What is meant by "can be identified with"

Background

I was reading Anthony Henderson’s paper “Bases For Certain Cohomology Representations Of The Symmetric Group “ (Ref.: arxiv.org/pdf/math/0508162) and came across the following statement in Proposition 2.6 on Page 9:

“V(1, n) can be identified with the subspace of V(r, n) spanned by [T] for T ∈ T (1, n)”.​

While googling the internet trying to understand what is meant by the phrase “can be identified with,” I came across the following statement using the phrase “can be identified with”.

“W* [i.e., the dual space of W] can be identified with the subspace of V* [i.e., the dual space of V] consisting of all linear functionals that are zero.”​

Here is a statement I created in which I believe I used the phrase “can be identified with” correctly:

“Vector space A, a subspace of vector space V, can be identified with vector space B, some other subspace of V.”​

Here’s my question:

Does the phrase “can be identified with” mean the former subspace of V is a subset of and therefore a subspace of the latter subspace of V?

In other words, is the following statement equivalent to the statement above that I created?

“Vector space A, a subspace of vector space V, is also a subspace of vector space B, some other subspace of V.”​

Thanks!

 

[Office_Shredder]

Can be identified with typically means isomorphic. So subspace A of V can be identified with subspace B of V would mean that A and B are isomorphic subspaces. This is not a particularly interesting condition, it just means that they have the same dimension, so the phrase is sometimes used to convey to the reader that the isomorphism is canonical/natural/pick your favorite word that isn't well defined in general usage but which will cause somebody to spit category theory until the thread is locked.

If you aren't familiar with that phrase, it simply means that the isomorphism does not rely on picking a basis. For example if I said "define an isomorphism between {functions of the form a e^x+be^-x} and R²" you might say "a e^x+be^-x gets mapped to (a,b)". But this inherently relied on the fact that our set was being spanned by e^x and e^-x. If I said instead "define an isomorphism between the{functions of the form acosh(x)+bsinh(x)} and R²", you would probably think the previous map is an odd one to use, even though it still works (note the set of functions hasn't changed, just the basis I use to represent them)
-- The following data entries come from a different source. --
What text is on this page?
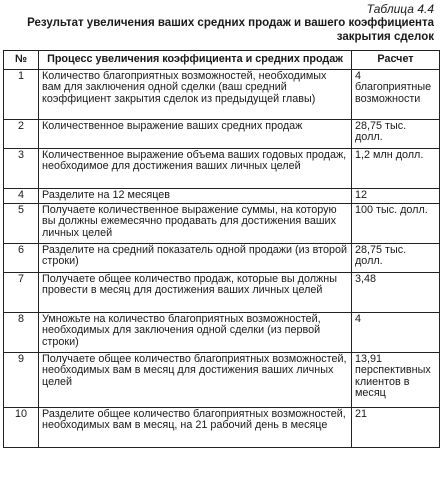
Таблица 4.4
Результат увеличения ваших средних продаж и вашего коэффициента закрытия сделок
№	Процесс увеличения коэффициента и средних продаж	Расчет
1	Количество благоприятных возможностей, необходимых вам для заключения одной сделки (ваш средний коэффициент закрытия сделок из предыдущей главы)	4 благоприятные возможности
2	Количественное выражение ваших средних продаж	28,75 тыс. долл.
3	Количественное выражение объема ваших годовых продаж, необходимое для достижения ваших личных целей	1,2 млн долл.
4	Разделите на 12 месяцев	12
5	Получаете количественное выражение суммы, на которую вы должны ежемесячно продавать для достижения ваших личных целей	100 тыс. долл.
6	Разделите на средний показатель одной продажи (из второй строки)	28,75 тыс. долл.
7	Получаете общее количество продаж, которые вы должны провести в месяц для достижения ваших личных целей	3,48
8	Умножьте на количество благоприятных возможностей, необходимых для заключения одной сделки (из первой строки)	4
9	Получаете общее количество благоприятных возможностей, необходимых вам в месяц для достижения ваших личных целей	13,91 перспективных клиентов в месяц
10	Разделите общее количество благоприятных возможностей, необходимых вам в месяц, на 21 рабочий день в месяце	21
On the other hand consider the following statement: V and V^** are isomorphic if V is a finite dimensional vector space. The isomorphism between these (which I won't prove but isn't terribly hard to check) is as follows: given a vector v in V, we define f_v(x) for x in V^* as f_v(x) = x(v). f_v is a linear function from V^* to R, so is in V^**, and this function $v\mapsto f_v$ is actually an isomorphism. This definition doesn't rely on any choice of a basis of V or V^**, so is often referred to as a natural isomorphism or canonical isomorphism, and when people say "can be identified with" they sometimes (but not always) mean the isomorphism is canonical

 

[jpcjr]

Thank you!

By the skin of my teeth, some help from you, and the grace of God, I received the best grade I could have expected in Linear Algebra.

Thanks, again!

Joe